[Out Of Africa]
A well-heeled Danish lady goes to an English colony in Africa and buys 1000 acres. Her beau dies and to avoid loneliness she proposes marriage to his gentleman but rascally brother whom she got along well with as a friend. He agrees, in no small part because she has money. They agree to start a cattle farm and she goes back to Denmark to get funding from her family, but when she returns she is distraught to find her husband has decided on his own they would grow coffee instead, despite the fact it has never been grown at that altitude.
The First World War breaks out and most of the men go south to protect some front we don't see much of, but the lady leads a long and dangerous supply run to them herself, learning much about survival, resourcefulness and leadership along the way, and gaining the grudging respect of the men, who didn't think a woman would be up to it.
After the fighting, her husband continues to live more independently than she would like, and eventually he transmits syphilis to her, although he suffers no noticeable effects of it. He is apologetic that he gave it to her, but hes not apologetic for being unfaithful or fiercely independent. She returns to Denmark for treatment, is cured after 3 years and returns to the farm, never to have conjugal relations with him again. He moves out of her house after soliciting a sum of money from her one last time.
The coffee crops start coming in but turning a profit proves difficult. She enlists the services of a local tribe to work her farm and eventually much of the tribe works for her, and they wind up living on her uncultivated acres. She builds a school and hires a teacher to educate the black children, somewhat to the disapproval of many of the English settlers who would rather see the natives remain uneducated and easily manipulated.
She is taken by a freelance hunter but her affections to him are not returned and he dies. His partner (Robert Redford) gradually becomes enamored with her and she reciprocates. He is honest and loyal but very independent as he lives a live of adventure in the wilderness, as he regretfully notes the inroads of civilization. She wants him to be more domesticated but he travels a lot and comes and goes as he pleases.

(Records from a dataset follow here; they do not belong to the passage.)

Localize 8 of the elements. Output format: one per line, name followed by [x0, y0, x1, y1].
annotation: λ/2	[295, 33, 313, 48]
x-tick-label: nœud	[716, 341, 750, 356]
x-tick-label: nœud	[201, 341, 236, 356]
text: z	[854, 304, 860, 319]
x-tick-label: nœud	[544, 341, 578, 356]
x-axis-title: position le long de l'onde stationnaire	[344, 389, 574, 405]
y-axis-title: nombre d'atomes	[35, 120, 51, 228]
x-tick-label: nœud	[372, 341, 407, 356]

The farm is just barely getting by as she mortgages it further with a local backer. She has a bumper crop but her barn catches fire, causing her to go bankrupt. She had no insurance as it was considered pessimistic in those freewheeling pioneer times.
Her lover dies in a crash in his private plane and she buries him on her land. Her farm and lover gone, her life in Africa is over and she leaves, never to return. She has loved and lost, but it was better than never having loved at all. We are told at the end that she went on to write some books under a pseudonym about her adventures.